CS61C Fall 2013 HW5

TA: Jeffrey Dong & Ajay Tripathi

Due Sunday, Oct 27, 2013 @ 23:59:59

Goals

This assignment is designed to give you some practice with caches and parallelism, especially SIMD.

Obtaining the Assignment

To copy the hw5 files into your homework directory, go to your hw directory (type git init if it's not already in a git repository) and then type:

$ git pull ~cs61c/hw/05 master

Place your answers in hw5.txt and rotate_vectorized.c. If you are having issues with this, please consult Lab 1: Git and Additional Git Notes.

Problem 1

The following C program is run with no optimizations on a processor with a 512B direct-mapped cache with block size 64B (assume 4B words):

int i,j,c,stride,array[256];
...
for(i=0; i<10000; i++)
for (j=0; j<256; j+=stride)
c += i%(array[j]);

What are possible miss rates (there may be multiple) if:

  1. stride = 128?
  2. stride = 127?

For each miss rate, explain in 1-2 sentences how that would occur. Hint: array[0] may not be aligned on a block boundary.

Problem 2

You might remember your rotate function from hw2. Well, now we're going to vectorize (SIMD-ize) it! Please change the rotate_vectorized function in rotate_vectorized.c so that it uses SSE Intrinsics (and runs much faster). If you compile and run it, you'll see tests for your rotate_vectorized function. If you need help with SSE Intinsics, see lab 8.

Problem 3

The latter 60% of a program supports operations on multiple cores.

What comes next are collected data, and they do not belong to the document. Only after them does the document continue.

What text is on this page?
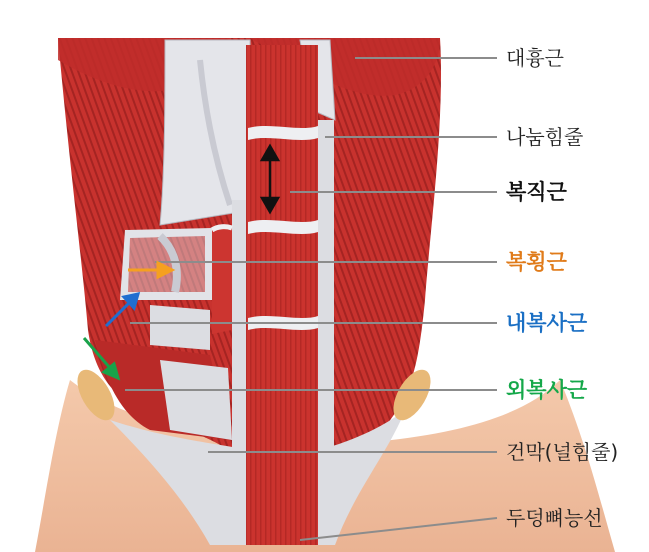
대흉근
나눔힘줄
복직근
복횡근
내복사근
외복사근
건막(널힘줄)
두덩뼈능선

You noted the time the entire program took to complete with one core.

Part 1) In the ideal case, what is the overall speedup you'd expect, running the latter portion with:

  1. four cores rather than one?
  2. twelve cores rather than one?
  3. as many as you want?

Part 2) Why might the actual speedups be less than the ideal ones you calculated?